Islam Hijau

214 dibaca

▪︎Oleh: Ariyanto

Islam hijau. Islam apalagi ini? Memang Islam ada warnanya? Kalau ada, berarti ada Islam warna-warni dong!

Jangan memaknai Islam hijau secara denotatif. Berdasarkan arti harfiah suatu kata tanpa ada satu makna yang menyertainya. Makna kata apa adanya yang mengacu kepada warna hijau. Islam yang berwarna hijau.

Islam hijau ini konotatif. Makna kias. Bukan makna sebenarnya. Sebuah ajaran yang membawa kepada kesejukan, kedamaian, keselamatan, kebahagiaan, dan kasih sayang bagi semesta alam (rahmatan lil ‘alamin), baik kepada penghuni alam (manusia, hewan, dan tumbuhan) maupun alam itu sendiri. Ruang yang di dalamnya terdapat kehidupan biotik dan abiotik.

“Dan tiadalah Kami mengutus kamu, melainkan untuk (menjadi) rahmat bagi semesta alam.” (QS Al Anbiya’: 107)

Kita sebagai umat manusia yang diperintahkan Allah memberikan rahmat bagi alam semesta tentu harus peduli terhadap alam. Menjadi sahabatnya alam. Bukan menjadi musuhnya alam. Mengapa? Karena manusia itu khalifatullah fil ardh. Wakil Allah di muka Bumi yang harus menjalankan sesuatu sesuai kehendak Sang Pencipta. (QS Al Baqarah: 30-34).

Islam hijau bukan antroposentrisme. Yang ingin menjadikan alam sebagai objek untuk dieksploitasi secara membabi buta. Tanpa tanggung jawab moral. Islam hijau lebih dekat kepada ekofeminisme. Manusia, termasuk makhluk hidup lainnya, dan alam menjadi bagian integral yang tak terpisahkan. Posisinya setara. Sama-sama makhluk ciptaan Allah. Manusia diperintahkan untuk merawat, karena Allah menciptakan alam beserta isinya seperti tumbuh-tumbuhan dan hewan memiliki manfaat untuk manusia.
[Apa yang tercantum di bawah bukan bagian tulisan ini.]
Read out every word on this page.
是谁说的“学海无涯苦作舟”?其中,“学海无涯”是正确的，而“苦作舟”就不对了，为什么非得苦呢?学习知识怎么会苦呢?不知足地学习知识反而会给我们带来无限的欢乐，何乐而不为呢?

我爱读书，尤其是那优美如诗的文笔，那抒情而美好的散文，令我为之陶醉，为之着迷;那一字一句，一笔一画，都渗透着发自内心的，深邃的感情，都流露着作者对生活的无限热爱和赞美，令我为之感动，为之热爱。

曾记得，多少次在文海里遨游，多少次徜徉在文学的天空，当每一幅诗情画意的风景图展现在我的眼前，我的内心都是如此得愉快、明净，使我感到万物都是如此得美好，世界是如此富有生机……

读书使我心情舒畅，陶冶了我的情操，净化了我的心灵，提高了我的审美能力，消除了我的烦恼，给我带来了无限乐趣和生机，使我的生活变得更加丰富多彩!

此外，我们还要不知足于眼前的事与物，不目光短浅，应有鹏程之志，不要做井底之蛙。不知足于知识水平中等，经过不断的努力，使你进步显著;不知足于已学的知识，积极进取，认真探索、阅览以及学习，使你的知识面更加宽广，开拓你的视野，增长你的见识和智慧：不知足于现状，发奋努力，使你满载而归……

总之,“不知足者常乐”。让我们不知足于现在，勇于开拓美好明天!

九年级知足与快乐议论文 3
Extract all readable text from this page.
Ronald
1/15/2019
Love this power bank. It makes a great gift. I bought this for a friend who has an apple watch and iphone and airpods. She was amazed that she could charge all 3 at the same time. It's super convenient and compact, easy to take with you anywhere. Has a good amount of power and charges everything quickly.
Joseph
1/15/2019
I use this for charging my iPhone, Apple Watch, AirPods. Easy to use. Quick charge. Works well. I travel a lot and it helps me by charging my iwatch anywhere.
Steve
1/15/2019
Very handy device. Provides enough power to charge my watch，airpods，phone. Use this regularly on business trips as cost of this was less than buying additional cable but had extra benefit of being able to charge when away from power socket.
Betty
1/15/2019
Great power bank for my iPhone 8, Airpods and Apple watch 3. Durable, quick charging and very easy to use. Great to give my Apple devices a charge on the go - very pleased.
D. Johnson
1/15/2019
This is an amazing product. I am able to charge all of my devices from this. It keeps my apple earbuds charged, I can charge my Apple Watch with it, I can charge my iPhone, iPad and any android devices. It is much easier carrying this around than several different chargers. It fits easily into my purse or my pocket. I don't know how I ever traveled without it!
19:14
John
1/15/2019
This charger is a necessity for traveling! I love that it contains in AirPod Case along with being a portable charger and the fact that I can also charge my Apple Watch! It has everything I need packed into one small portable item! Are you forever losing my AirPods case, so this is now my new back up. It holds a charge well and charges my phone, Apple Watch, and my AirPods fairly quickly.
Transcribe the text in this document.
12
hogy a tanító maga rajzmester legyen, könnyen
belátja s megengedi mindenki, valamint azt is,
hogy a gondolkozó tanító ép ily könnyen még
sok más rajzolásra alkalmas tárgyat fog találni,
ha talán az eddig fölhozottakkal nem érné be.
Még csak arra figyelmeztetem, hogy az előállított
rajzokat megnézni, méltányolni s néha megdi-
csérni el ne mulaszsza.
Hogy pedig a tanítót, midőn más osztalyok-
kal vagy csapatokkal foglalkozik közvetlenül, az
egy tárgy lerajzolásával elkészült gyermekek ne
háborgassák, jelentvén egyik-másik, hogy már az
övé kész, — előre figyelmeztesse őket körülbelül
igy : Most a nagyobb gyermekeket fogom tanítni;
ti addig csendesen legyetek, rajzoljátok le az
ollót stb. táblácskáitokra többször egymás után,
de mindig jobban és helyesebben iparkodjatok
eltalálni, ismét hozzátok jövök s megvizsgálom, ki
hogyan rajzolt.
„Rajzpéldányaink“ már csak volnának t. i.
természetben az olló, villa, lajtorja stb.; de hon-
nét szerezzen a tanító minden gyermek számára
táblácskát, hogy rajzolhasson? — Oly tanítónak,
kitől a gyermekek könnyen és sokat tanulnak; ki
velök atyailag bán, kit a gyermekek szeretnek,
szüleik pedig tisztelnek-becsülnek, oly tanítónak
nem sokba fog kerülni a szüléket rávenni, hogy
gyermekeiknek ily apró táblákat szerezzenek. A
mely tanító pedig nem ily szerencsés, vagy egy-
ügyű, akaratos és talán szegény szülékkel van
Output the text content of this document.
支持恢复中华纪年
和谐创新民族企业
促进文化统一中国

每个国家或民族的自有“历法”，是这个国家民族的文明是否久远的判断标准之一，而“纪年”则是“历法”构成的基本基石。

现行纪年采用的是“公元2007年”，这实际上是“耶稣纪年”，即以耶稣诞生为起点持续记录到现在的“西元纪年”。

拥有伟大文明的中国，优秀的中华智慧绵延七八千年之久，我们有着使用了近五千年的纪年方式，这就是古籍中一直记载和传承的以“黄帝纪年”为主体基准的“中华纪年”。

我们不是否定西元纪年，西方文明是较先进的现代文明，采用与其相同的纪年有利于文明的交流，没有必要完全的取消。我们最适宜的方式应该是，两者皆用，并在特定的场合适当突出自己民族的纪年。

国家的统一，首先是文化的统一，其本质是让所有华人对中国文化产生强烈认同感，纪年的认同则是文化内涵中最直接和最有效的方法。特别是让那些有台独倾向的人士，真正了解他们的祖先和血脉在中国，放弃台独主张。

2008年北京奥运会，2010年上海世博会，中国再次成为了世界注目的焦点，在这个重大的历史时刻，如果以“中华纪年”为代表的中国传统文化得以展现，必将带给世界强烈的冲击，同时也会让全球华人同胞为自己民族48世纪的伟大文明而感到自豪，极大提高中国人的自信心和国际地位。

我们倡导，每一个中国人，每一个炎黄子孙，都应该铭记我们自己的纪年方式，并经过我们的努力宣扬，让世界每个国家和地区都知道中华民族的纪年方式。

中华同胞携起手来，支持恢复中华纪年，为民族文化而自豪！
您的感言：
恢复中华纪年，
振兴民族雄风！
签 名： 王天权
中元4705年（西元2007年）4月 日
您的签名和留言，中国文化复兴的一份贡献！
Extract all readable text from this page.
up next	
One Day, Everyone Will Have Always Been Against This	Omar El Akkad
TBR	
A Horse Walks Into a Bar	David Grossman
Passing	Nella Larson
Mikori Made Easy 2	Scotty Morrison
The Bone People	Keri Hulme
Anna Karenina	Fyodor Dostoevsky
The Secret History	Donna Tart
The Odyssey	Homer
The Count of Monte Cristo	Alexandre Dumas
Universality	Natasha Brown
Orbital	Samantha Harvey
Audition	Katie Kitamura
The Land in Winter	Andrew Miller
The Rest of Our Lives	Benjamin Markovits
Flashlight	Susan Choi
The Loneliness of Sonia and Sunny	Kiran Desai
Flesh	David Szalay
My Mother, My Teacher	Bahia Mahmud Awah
“Dan Dia telah menciptakan binatang ternak untuk kamu; padanya ada (bulu) yang menghangatkan dan berbagai-bagai manfaat, dan sebahagiannya kamu makan,” (QS An-Nahl 5).

’’Allah-lah yang telah menciptakan langit dan bumi dan menurunkan air hujan dari langit, kemudian Dia mengeluarkan dengan air hujan itu berbagai buah-buahan menjadi rezeki untukmu; dan Dia telah menundukkan bahtera bagimu supaya bahtera itu, berlayar di lautan dengan kehendak-Nya, dan Dia telah menundukkan (pula) bagimu sungai-sungai. (QS Ibrahim: 32)

Seorang Muslim hijau bersama penganut agama lainnya (semua ajaran agama mengajarkan cinta alam) perlu menggalang solidaritas kosmik. Supaya 3P (people, planet, dan profit) mencapai titik keseimbangan. People (manusia) dan planet (alam) tidaklah terpisahkan.

Kalau manusia menjaga alam, maka alam akan menjaga manusia. Kalau hubungan keduanya harmoni, secara otomatis segala kebutuhan manusia tersedia (profit).

Setelah solidaritas kosmik muncul, Muslim hijau dapat melakukan hal-hal konkret. Bisa dimulai dari diri kita masing-masing. Mulai dari hal kecil. Sekarang.

Misalnya, ketika Idul Adha tidak memakai plastik saat pembagian daging kurban. Ini untuk mengurangi timbulan sampah plastik dan berpotensi mencemari lingkungan. Muslim hijau bisa membawa wadah sendiri yang dapat dipakai ulang. Bisa pula mengganti kantong plastik dengan anyaman bambu (besek), daun pisang, daun jati atau wadah lain yang tersedia di daerah masing-masing yang dapat digunakan ulang atau dikomposkan.

Sungguh menggembirakan belakangan ini banyak bermunculan gerakan di kalangan ’’Muslim hijau’’ seperti ecomasjid, ecopesantren, ecohijrah, ecojihad, dan eco-eco lainnya. Ini menunjukkan bahwa kesadaran teologis sudah ada. Ini harus terus dikembangkan.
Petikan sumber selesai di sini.